One of the reasons I'm really excited about autograd is because it enables me to be able to transform my abstract parameters into business-logic. Let me explain with an example. Suppose I am modeling customer churn, and I have fitted a Weibull survival model using maximum likelihood estimation. I have two parameter estimates: lambda-hat and rho-hat. I also have their covariance matrix, which tells me how much uncertainty is present in the estimates (in lifelines, this is under the `variance_matrix_` property. From this, I can plot the survival curve, which is fine, but what I really want is a measure of lifetime value. Customers give us \$10 each time period for the first 3 time periods, and then \$30 a month afterwards.

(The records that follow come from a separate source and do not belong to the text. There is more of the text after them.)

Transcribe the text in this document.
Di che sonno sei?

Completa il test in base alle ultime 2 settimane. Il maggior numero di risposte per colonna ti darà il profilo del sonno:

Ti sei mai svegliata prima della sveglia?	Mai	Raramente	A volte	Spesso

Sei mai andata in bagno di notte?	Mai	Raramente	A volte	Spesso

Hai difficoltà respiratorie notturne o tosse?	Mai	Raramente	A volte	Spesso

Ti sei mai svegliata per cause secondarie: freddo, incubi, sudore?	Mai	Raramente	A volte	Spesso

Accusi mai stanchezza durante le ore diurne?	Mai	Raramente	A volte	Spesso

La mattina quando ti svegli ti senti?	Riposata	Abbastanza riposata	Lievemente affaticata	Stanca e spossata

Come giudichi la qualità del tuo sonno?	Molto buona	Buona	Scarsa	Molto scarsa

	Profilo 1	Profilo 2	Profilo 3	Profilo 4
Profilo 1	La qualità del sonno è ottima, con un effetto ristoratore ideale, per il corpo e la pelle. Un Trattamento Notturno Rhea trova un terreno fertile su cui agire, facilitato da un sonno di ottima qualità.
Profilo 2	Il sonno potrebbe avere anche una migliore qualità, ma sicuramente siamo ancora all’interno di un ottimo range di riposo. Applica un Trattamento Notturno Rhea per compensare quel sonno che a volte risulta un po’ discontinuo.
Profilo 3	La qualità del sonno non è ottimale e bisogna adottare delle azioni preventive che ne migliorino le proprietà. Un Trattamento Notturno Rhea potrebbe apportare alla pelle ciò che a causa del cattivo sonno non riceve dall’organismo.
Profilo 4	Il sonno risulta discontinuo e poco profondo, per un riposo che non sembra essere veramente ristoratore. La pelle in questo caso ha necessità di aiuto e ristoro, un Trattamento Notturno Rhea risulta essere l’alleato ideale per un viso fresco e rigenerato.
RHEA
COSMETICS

For a single user, the average LTV (up to `timeline`) calculation might look like:

``````# create a Weibull model with fake data
wf = WeibullFitter().fit(np.arange(1, 100))

from autograd import numpy as np

def LTV(params, timeline):
lambda_, rho_ = params
sf = np.exp(-(timeline/lambda_) ** rho_)
clv = 10 * (timeline <= 3) * sf + 30 * (timeline > 3) * sf
return clv.sum()

timeline = np.arange(10)
params = np.array([wf.lambda_, wf.rho_])

LTV(params, timeline)
# 214.76
``````

This gives me a point estimate. But I also want the variance, since there is uncertainty in lambda-hat and rho-hat. There is a technique called the delta-method that allows me to transform variance from one domain to another. But to use that, I need the gradient of LTV w.r.t to lambda and rho. For this problem, I could probably write out the gradient, but it would be messy and error-prone. I can use autograd instead to do this.

``````from autograd import jacobian

# array([ 0.15527043, 10.78900217])
``````

The output of the above is the gradient at the `params` value. Very easy. Now, if I want the variance of the LTV, the delta methods tells me to multiple the above by the covariance matrix and the gradient's transpose (check: this should return a scalar and not a vector/matrix):

``````var = gradient_LTV(params, timeline).dot(wf.variance_matrix_).dot(gradient_LTV(params, timeline))
# 3.127
``````

So, my best estimate of LTV (at timeline=10) is 214.76 (3.127). From this, we can build confidence intervals, etc.